На этот раз Вена показалась Чайковскому неуютной, излишне шумной и вовсе не музыкальной.
Особенно рассердился Петр Ильич на устроителя концертов при театрально-музыкальной выставке, некоего господина Гутмана, который снял под концертный зал огромный, похожий на сарай, ресторан. Помимо того, что в нем была никудышная акустика, Чайковский никак не мог представить, как можно слушать серьезную музыку и одновременно жевать чесночную колбасу, запивая ее пивом. А тут еще и оркестр оказался слабым, совсем беспомощным. Петр Ильич вовсе пал духом, не зная, как ему быть. Он тушевался под пристальным благоговейным взглядом оркестрантов, ожидавших чуда от "знаменитого русского". Однако же никакого чуда в подобной обстановке произойти не могло.

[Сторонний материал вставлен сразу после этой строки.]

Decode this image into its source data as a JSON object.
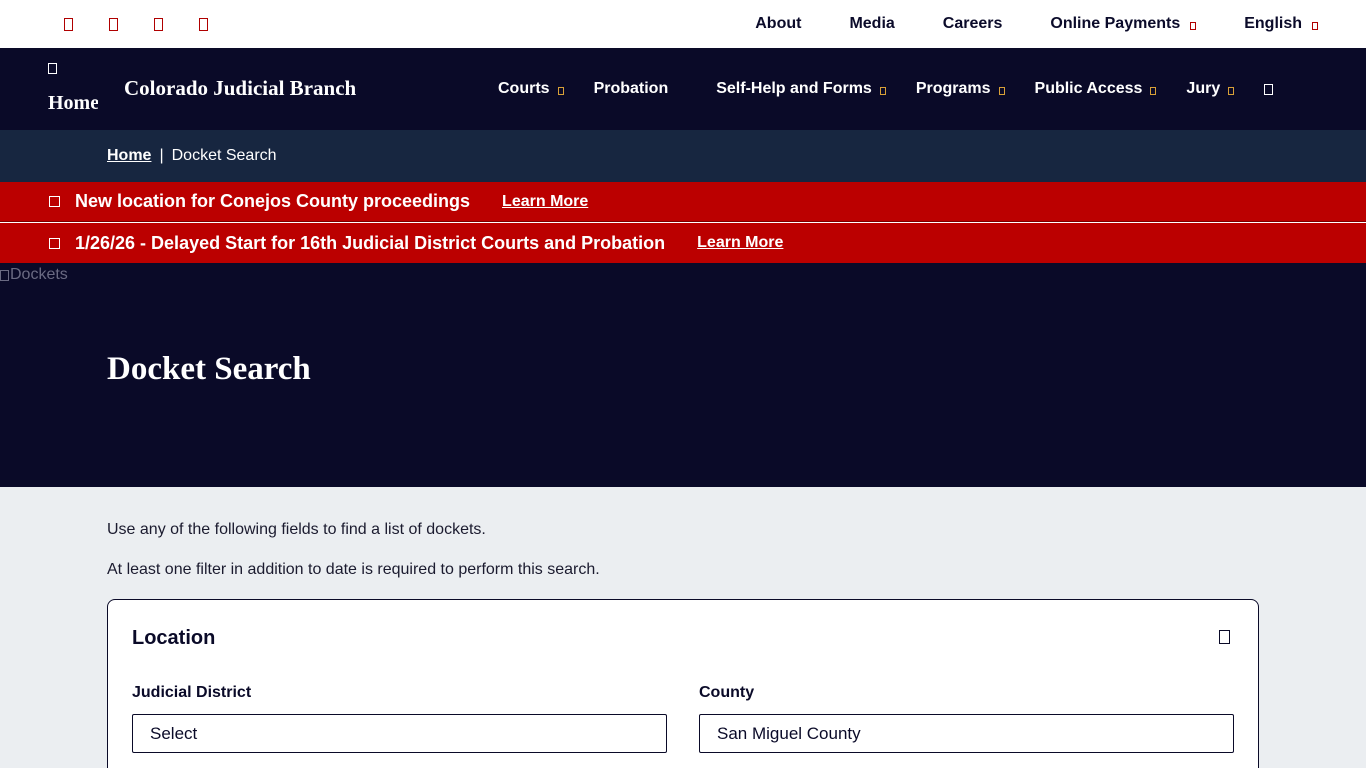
{
  "utility": {
    "social_icons": [
      "facebook-icon",
      "twitter-icon",
      "youtube-icon",
      "instagram-icon"
    ],
    "links": [
      {
        "label": "About",
        "has_caret": false
      },
      {
        "label": "Media",
        "has_caret": false
      },
      {
        "label": "Careers",
        "has_caret": false
      },
      {
        "label": "Online Payments",
        "has_caret": true
      },
      {
        "label": "English",
        "has_caret": true
      }
    ]
  },
  "header": {
    "logo_alt": "Home",
    "site_title": "Colorado Judicial Branch",
    "nav": [
      {
        "label": "Courts",
        "has_caret": true
      },
      {
        "label": "Probation",
        "has_caret": false
      },
      {
        "label": "Self-Help and Forms",
        "has_caret": true
      },
      {
        "label": "Programs",
        "has_caret": true
      },
      {
        "label": "Public Access",
        "has_caret": true
      },
      {
        "label": "Jury",
        "has_caret": true
      }
    ]
  },
  "breadcrumb": {
    "home": "Home",
    "separator": "|",
    "current": "Docket Search"
  },
  "alerts": [
    {
      "text": "New location for Conejos County proceedings",
      "link": "Learn More"
    },
    {
      "text": "1/26/26 - Delayed Start for 16th Judicial District Courts and Probation",
      "link": "Learn More"
    }
  ],
  "hero": {
    "image_alt": "Dockets",
    "title": "Docket Search"
  },
  "content": {
    "intro1": "Use any of the following fields to find a list of dockets.",
    "intro2": "At least one filter in addition to date is required to perform this search.",
    "location": {
      "title": "Location",
      "judicial_district_label": "Judicial District",
      "judicial_district_value": "Select",
      "county_label": "County",
      "county_value": "San Miguel County"
    }
  },
  "colors": {
    "navy": "#0a0a28",
    "breadcrumb_bg": "#172640",
    "alert_red": "#bb0000",
    "content_bg": "#ebeef1",
    "accent_gold": "#d8a038"
  }
}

В разгар репетиции в зал почти влетела очаровательная моложавая дама и, проворно вскочив на подиум, где размещался оркестр, принялась душить в объятьях окончательно растерявшегося капельмейстера.
— О дорогой мой Петр Ильич, как же я рада, рада! — твердила дама, в которой Чайковский наконец узнал блистательную венгерскую пианистку с мировой славой Софи Ментер. — Мы с Базилем так спешили к вам. Однако ж вы чем-то расстроены? В чем дело? — Ментер вопрошающе глядела на Петра Ильича. — Ах, я понимаю вас — с таким оркестром каши не сварить, как говорят в России. Вы же, разумеется, ни в коем случае не хотите ударить в грязь лицом. Видите, сколько чудесных поговорок я вывезла из вашей славной страны? — Глаза Ментер лукаво блеснули из-под изящной соломенной шляпки. — А что, если нам поручить расхлебывать всю эту кашу тому, кто ее заварил? — Она старательно и с особым наслаждением выговаривала русские слова. — Так, кажется, говорят в России? И укатить в мой средневековый замок в Тирольских горах? Тем более, что, как я понимаю, герр Гутман не удосужился доставить в свою презренную ресторацию мой любимый "Бехштейн".
— Мадам, если угодно, я доставлю вам хоть звезду с неба, — пообещал подоспевший Гутман.
— Она у меня уже есть. — Софи нежно, но властно взяла Чайковского под руку, и они вместе спустились с подиума. — Итак, милый Петр Ильич, если не возражаете, перекусим где-нибудь на свежем воздухе — и в путь.
Чайковский не возражал. Он очень подружился с Софи Ментер в те времена, когда она преподавала в Петербургской консерватории, восхищался ее романтичным, темпераментным исполнением фортепьянной музыки Шопена, Шумана, Листа, ценил в ней умного, доброго собеседника, отзывчивого друга. Ну, а что касается ее спутника и ученика, Василия Сапельникова, этот юноша прочно завоевал его сердце еще четыре года назад, когда дебютировал в Гамбурге с его Первым фортепьянным концертом и произвел настоящую сенсацию.